How to dimensional lock a 20’ area in five easy steps. How to create Elsmere’s Benevolent Bungalow in seven easy steps. How to summon a minor demon lord in six hundred and sixty-six easy steps.
And far more important than any of them. How to conjure the Throne of Tabbris (Dungeon) in six easy steps. What was hopefully the solution to two longstanding problems.
Special Quest
Learning to Run
Requirements: Locate the Entrance to the Throne of Tabbris.
Reward: 35,000 XP.
Grand Quest
Find her.
Requirements: Locate and free The White Knight
Reward: ???
The book wasn’t even kidding. Yeah, the spell called for a positively obscene amount of Zeni, a large space, a high number of runes known, and some frankly bizarre material components, but none of those were really at issue. He met the knowledge requirements, had a fortress to work with, and could probably beg Silver for the cash for both the spell and components if he had to. There was just one small problem.
Throne of Tabbris (Dungeon) in six easy steps. (Req: Master Ritual Casting [Runemagi]– Novice Level Max.)

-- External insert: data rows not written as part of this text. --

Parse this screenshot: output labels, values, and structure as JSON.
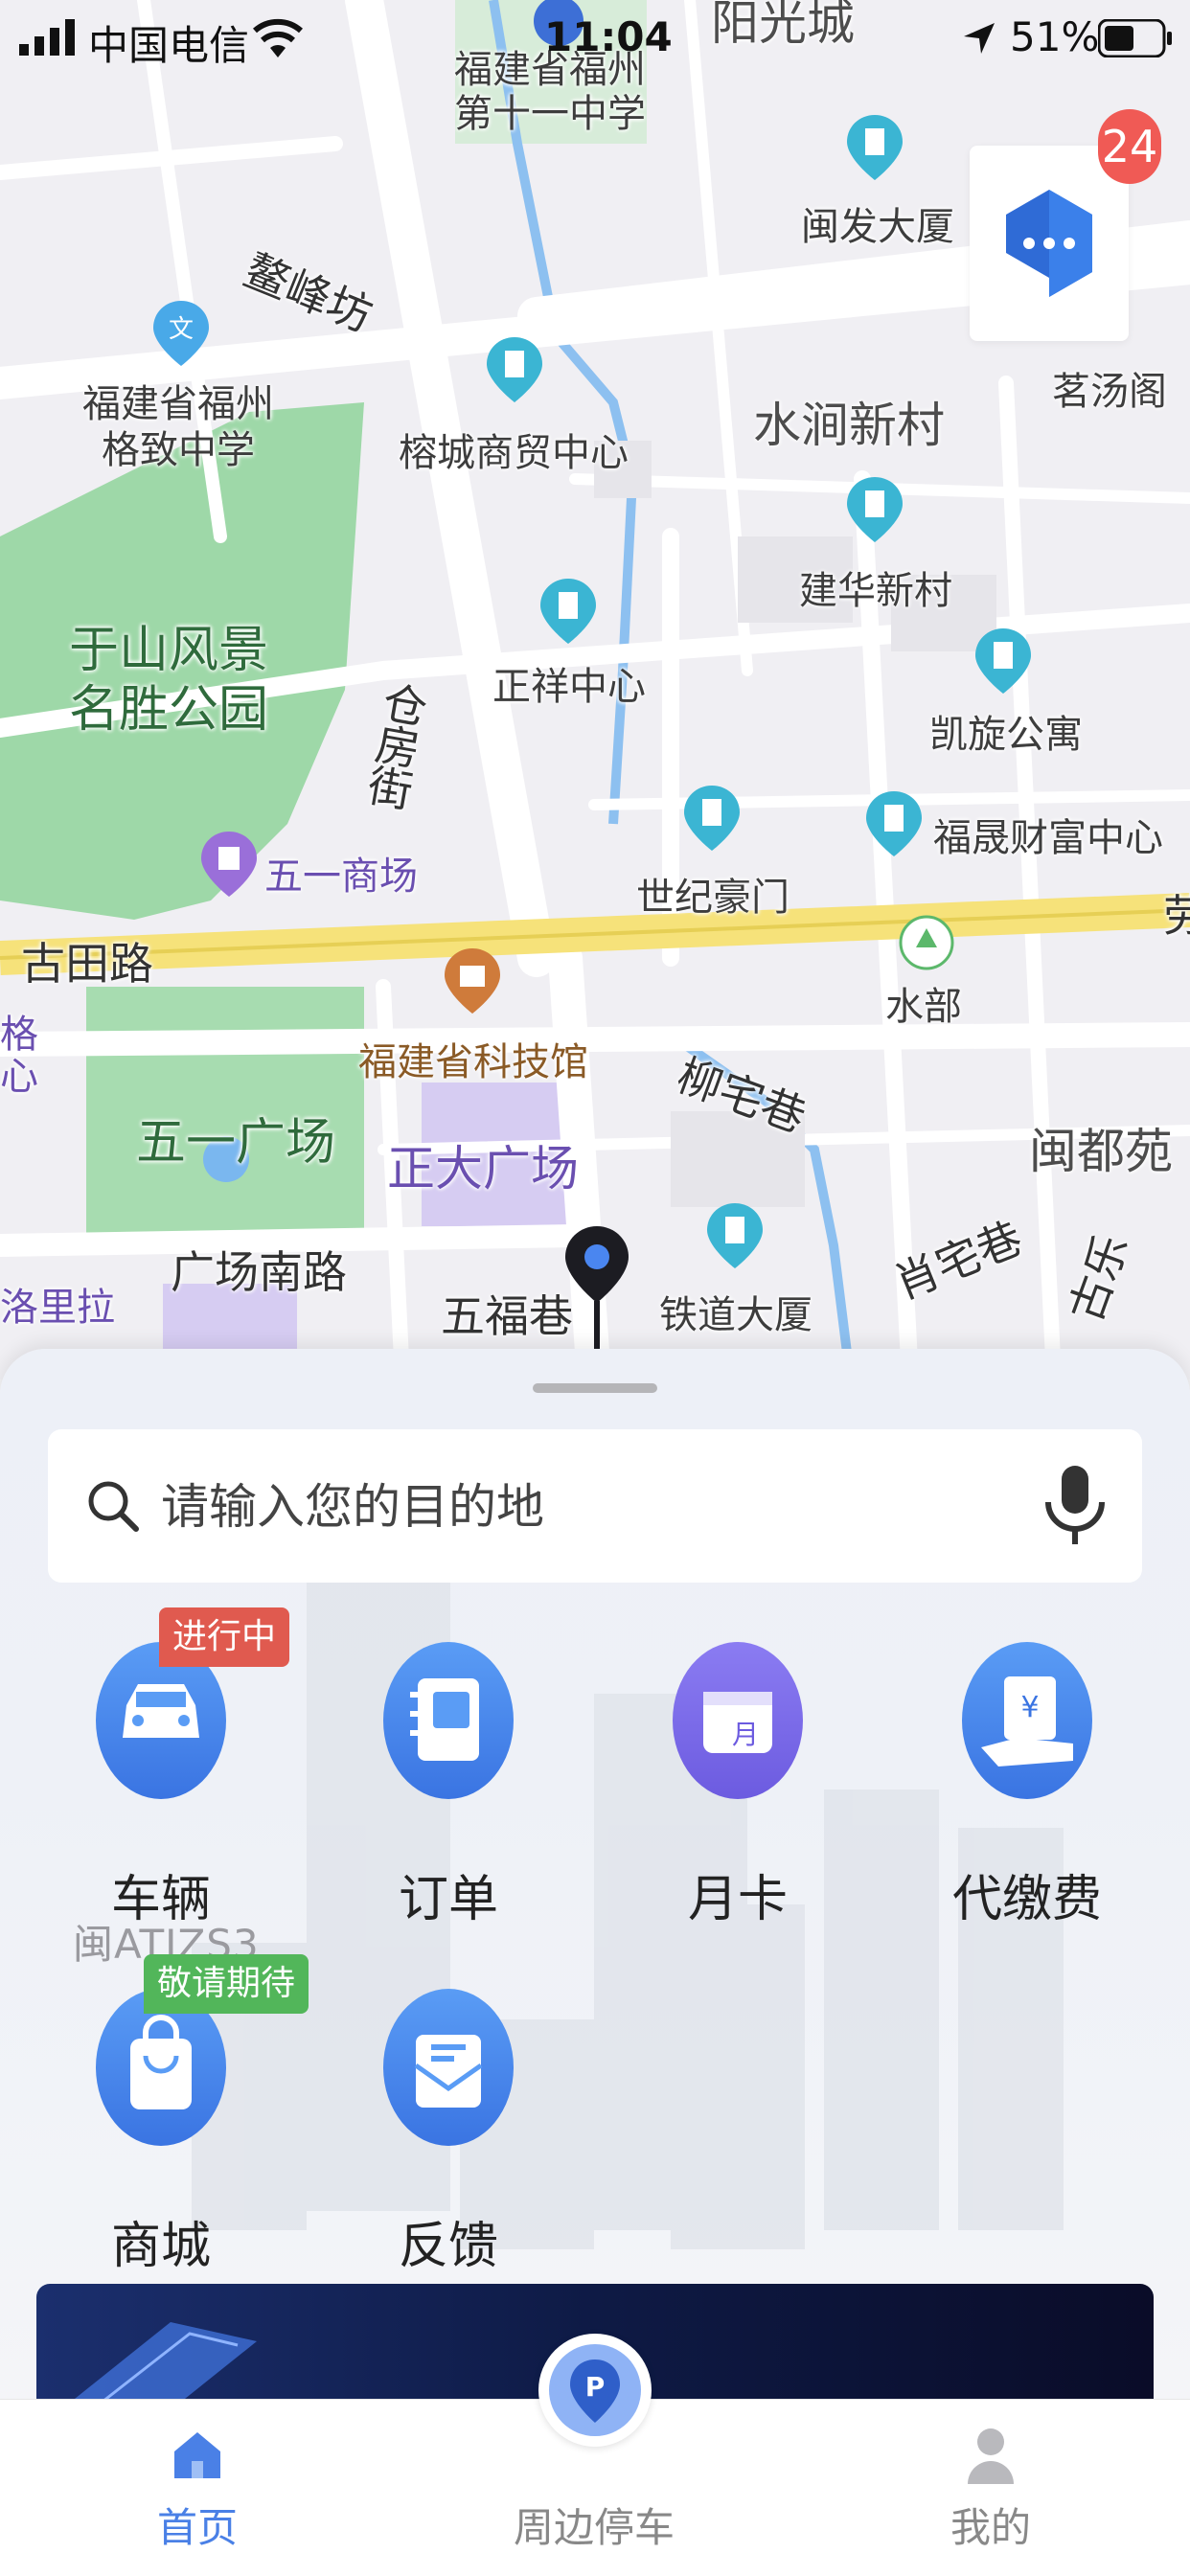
{
  "status_bar": {
    "carrier": "中国电信",
    "time": "11:04",
    "battery": "51%"
  },
  "map": {
    "labels": {
      "yangguangcheng": "阳光城",
      "fuzhou11": "福建省福州\n第十一中学",
      "minfa": "闽发大厦",
      "aofengfang": "鳌峰坊",
      "gezhi": "福建省福州\n格致中学",
      "rongcheng": "榕城商贸中心",
      "shuijian": "水涧新村",
      "mingtang": "茗汤阁",
      "jianhua": "建华新村",
      "yushan": "于山风景\n名胜公园",
      "zhengxiang": "正祥中心",
      "cangfang": "仓\n房\n街",
      "kaixuan": "凯旋公寓",
      "wuyimall": "五一商场",
      "shiji": "世纪豪门",
      "fusheng": "福晟财富中心",
      "gutian": "古田路",
      "shuibu": "水部",
      "kejiguan": "福建省科技馆",
      "liuzhai": "柳宅巷",
      "mindu": "闽都苑",
      "wuyiplaza": "五一广场",
      "zhengda": "正大广场",
      "gecx": "格\n心",
      "guangchangnan": "广场南路",
      "wufu": "五福巷",
      "tiedao": "铁道大厦",
      "xiaozhai": "肖宅巷",
      "guan": "古乐",
      "lao": "劳",
      "luoli": "洛里拉"
    },
    "chat_badge_count": "24",
    "accent": "#4a80e6"
  },
  "search": {
    "placeholder": "请输入您的目的地"
  },
  "quick_actions": [
    {
      "label": "车辆",
      "icon": "car-icon",
      "tag": "进行中",
      "tag_color": "#e05a4f"
    },
    {
      "label": "订单",
      "icon": "order-notebook-icon"
    },
    {
      "label": "月卡",
      "icon": "monthly-card-icon",
      "icon_text": "月"
    },
    {
      "label": "代缴费",
      "icon": "pay-on-behalf-icon",
      "icon_text": "¥"
    },
    {
      "label": "商城",
      "icon": "shopping-bag-icon",
      "tag": "敬请期待",
      "tag_color": "#52b65a"
    },
    {
      "label": "反馈",
      "icon": "feedback-mail-icon"
    }
  ],
  "vehicle_plate": "闽ATJZS3",
  "tabbar": {
    "items": [
      {
        "label": "首页",
        "icon": "home-icon",
        "active": true
      },
      {
        "label": "周边停车",
        "icon": "parking-icon",
        "active": false
      },
      {
        "label": "我的",
        "icon": "profile-icon",
        "active": false
      }
    ]
  }
}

Or rather, four small problems.
Name: Cayden Gender: Male Bloodline: Agares-Tabbris Class: Guardian 16, Runemagi 10 Experience: 351,981 Next Level: 378,000 Strength:26 Dexterity: 38 Vitality: 44 Energy: 61 Stat Points Remaining: 0 Mastery Points Remaining: 0 Max HP: 3260 HP Recoverty: 11.4/Second Max MP: 3910 MP Recovery: 13.9/Second Max TP: 2160 TP Recovery: 10.2/Second
Between the fight in Islo and a few of the small raids he’d taken part in since, Cayden had passed level 25 a few days earlier and in perhaps the only real good news of the day, his ‘combat’ with the exploding officer had still counted for XP, just barely pushing him over the edge of level 26 that morning. He’d actually leveled fairly well since the start of this whole mess. One small blessing with already diminishing returns.
He’d earn his next mastery point at level 30, but baring some windfall of XP he wasn’t likely to make it there before the Warden troops closed in on Bastion. Even if he did, he had no way of knowing how difficult the dungeon would prove to be, how long it would take, or if the rewards for completing it would be of any meaningful help in the overall scope of the floor event. Grand Quests tended to have grand rewards, but it would take something truly special to swing the war in their direction.
So close, yet so far. The whole idea of it irked him, as though it were staged for maximum annoyance.
“…and you haven’t been paying attention to a word I said.”
“Huh?” Cayden asked his mind refocusing on the present and a very annoyed-looking Des.
“No wonder you’re single.” The girl rolled her eyes, grumbling. “Going to get Celia to cure blindness/deafness just to make sure you’re out of excuses. I asked if you had come up with any of your brainy solutions to your level gap problem.”
“None that don’t involve stabbing you for the XP.” Cayden cringed as he remembered who he was talking to. Not the best joke for a former Player Killer, but it was hard to tell whether her brief flash of shame had more to do with the joke or his overreaction. “No good ones, anyway.”
She flashed a wan smile, idly toying with the end of one of her deep blue braids. “You’ll come up with something.”
“Thanks for the vote of confidence.”
“I try. Besides, you seem to have a knack for that sort of game-breaking loophole.” She shrugged. “And if you don’t, we kick the Warden’s ass the old-fashioned way.”
“You are… surprisingly positive in the face of all this.”
This time she laughed, covering her mouth with one hand as though the humor might break some serious façade she most certainly never possessed. “One of us has to be.”
“I don’t think that-“ Cayden began to reply when a soft ping from his glasses drew his attention away. A waiting message. “Please be good news, please be good news…”
“It’ll be good news.”
“Don’t jinx me.” He grumbled as he collected his glasses and slid them on, then snapped his fingers twice and gestured at the interface only he could see. There was a pause before finally, he smiled. “Huh, would you look at that. Good news. They took the bait.”